Among peripheral lenders, Italy’s Intesa Sanpaolo (MI:ISP) and Unicredit (MI:CRDI) climbed 0.59% and 0.81% respectively, while Spanish banks BBVA (MC:BBVA) and Banco Santander (MC:SAN) advanced 0.49% and 1.12%.

Airbus Group (PA:AIR) added to gains, with shares up 1.19% after the company said it delivered more aircraft in August than for the same period in any previous year, improving its chances of meeting 2016 targets after earlier delays in receiving parts.

In London, commodity-heavy FTSE 100 slipped 0.18%, weighed by sharp losses in the mining sector.

Shares in Rio Tinto PLC (LON:RIO) tumbled 1.80% and BHP Billiton PLC (LON:BLT) lost 2.16%, while rivals Randgold Resources Ltd (LON:RRS) and Anglo American PLC (LON:AAL) plummeted 2.50% respectively.

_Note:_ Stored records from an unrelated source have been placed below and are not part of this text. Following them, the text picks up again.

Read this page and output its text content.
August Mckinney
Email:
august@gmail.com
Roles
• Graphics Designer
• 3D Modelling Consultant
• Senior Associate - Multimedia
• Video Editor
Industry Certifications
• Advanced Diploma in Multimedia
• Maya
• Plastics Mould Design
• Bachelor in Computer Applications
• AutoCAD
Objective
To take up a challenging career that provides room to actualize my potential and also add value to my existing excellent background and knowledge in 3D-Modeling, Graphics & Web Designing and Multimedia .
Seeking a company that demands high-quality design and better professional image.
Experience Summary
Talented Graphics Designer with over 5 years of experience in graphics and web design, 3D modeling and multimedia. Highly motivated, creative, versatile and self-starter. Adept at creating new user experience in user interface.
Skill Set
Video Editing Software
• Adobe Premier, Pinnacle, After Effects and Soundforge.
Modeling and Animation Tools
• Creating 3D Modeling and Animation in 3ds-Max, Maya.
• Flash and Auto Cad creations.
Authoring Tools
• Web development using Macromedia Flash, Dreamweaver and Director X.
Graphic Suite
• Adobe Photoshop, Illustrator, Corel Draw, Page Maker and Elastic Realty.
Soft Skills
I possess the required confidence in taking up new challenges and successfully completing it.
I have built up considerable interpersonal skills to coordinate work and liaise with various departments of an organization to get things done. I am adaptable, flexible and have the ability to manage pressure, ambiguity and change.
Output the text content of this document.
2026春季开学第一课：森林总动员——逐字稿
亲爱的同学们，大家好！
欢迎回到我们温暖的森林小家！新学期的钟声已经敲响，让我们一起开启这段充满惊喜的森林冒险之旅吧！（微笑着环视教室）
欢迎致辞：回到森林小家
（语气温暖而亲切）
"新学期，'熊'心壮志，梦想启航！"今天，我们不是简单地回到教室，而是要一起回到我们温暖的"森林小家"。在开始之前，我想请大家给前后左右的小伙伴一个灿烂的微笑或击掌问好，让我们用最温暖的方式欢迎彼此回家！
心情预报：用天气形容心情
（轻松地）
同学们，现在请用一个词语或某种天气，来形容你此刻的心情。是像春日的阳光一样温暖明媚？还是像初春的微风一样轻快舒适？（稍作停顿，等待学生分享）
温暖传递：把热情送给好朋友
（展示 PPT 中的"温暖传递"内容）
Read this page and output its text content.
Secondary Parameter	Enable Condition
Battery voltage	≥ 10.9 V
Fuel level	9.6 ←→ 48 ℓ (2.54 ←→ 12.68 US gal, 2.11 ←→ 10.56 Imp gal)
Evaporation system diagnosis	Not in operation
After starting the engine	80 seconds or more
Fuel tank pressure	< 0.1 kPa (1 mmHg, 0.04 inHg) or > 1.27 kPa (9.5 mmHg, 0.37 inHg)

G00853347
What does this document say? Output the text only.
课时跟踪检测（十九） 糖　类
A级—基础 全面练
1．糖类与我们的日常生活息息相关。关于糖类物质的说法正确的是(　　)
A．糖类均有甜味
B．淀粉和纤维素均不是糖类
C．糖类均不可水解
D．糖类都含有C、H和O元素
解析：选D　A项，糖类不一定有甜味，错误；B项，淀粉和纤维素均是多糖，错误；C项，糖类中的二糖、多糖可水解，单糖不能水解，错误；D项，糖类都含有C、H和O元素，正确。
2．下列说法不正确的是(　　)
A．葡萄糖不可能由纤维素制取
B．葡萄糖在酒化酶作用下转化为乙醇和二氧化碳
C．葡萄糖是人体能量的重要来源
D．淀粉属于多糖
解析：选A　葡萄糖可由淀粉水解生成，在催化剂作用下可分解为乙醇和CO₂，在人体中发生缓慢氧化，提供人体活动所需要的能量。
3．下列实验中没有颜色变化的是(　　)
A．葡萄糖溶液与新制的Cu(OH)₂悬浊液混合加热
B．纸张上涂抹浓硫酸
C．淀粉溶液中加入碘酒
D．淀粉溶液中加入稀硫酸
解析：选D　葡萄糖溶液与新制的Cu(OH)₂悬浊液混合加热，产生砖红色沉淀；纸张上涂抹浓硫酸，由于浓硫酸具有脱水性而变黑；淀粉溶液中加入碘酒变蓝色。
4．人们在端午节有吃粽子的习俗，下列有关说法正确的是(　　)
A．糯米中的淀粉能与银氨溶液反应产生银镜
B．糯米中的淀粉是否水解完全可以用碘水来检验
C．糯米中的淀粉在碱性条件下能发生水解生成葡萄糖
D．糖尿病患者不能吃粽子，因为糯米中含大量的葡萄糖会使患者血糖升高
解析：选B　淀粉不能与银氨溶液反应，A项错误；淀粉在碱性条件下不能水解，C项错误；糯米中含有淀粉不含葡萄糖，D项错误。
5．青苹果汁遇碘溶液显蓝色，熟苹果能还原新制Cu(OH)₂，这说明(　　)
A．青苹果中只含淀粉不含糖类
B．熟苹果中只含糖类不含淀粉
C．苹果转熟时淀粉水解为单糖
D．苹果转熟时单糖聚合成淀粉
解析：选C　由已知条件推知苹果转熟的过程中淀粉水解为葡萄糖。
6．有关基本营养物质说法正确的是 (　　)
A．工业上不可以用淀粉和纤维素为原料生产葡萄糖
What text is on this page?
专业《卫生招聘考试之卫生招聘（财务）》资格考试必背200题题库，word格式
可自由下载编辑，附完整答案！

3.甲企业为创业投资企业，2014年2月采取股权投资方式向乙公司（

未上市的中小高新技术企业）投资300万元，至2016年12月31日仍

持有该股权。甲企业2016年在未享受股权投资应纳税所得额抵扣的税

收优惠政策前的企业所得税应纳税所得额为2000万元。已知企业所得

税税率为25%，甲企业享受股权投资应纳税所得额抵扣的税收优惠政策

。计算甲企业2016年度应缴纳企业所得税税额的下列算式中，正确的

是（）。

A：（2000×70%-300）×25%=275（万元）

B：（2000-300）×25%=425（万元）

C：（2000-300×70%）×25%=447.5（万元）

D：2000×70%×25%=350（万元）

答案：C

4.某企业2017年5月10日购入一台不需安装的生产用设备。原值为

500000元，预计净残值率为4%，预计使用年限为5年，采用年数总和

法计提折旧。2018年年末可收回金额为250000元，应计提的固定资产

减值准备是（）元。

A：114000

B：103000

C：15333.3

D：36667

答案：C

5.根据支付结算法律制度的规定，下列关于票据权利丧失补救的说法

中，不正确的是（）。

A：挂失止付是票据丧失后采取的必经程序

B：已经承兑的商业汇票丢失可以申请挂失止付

Meanwhile, financial stocks were sharply higher as Lloyds Banking (LON:LLOY) climbed 0.61% and the Royal Bank of Scotland (LON:RBS) advanced 0.87%, while HSBC Holdings (LON:HSBA) jumped 1.38% and Barclays (LON:BARC) rallied 1.46%.

ARM Holdings (LON:ARM) was also on the upside, with shares adding 0.12% after shareholders on Tuesday approved the recommended $32-billion cash offer made by Japan's SoftBank Group Corp.

In the U.S., equity markets pointed to a steady to lower open. The Dow Jones Industrial Average futures pointed to a 0.06% dip, S&P 500 futures showed a 0.05% downtick, while the Nasdaq 100 futures indicated a 0.07% loss.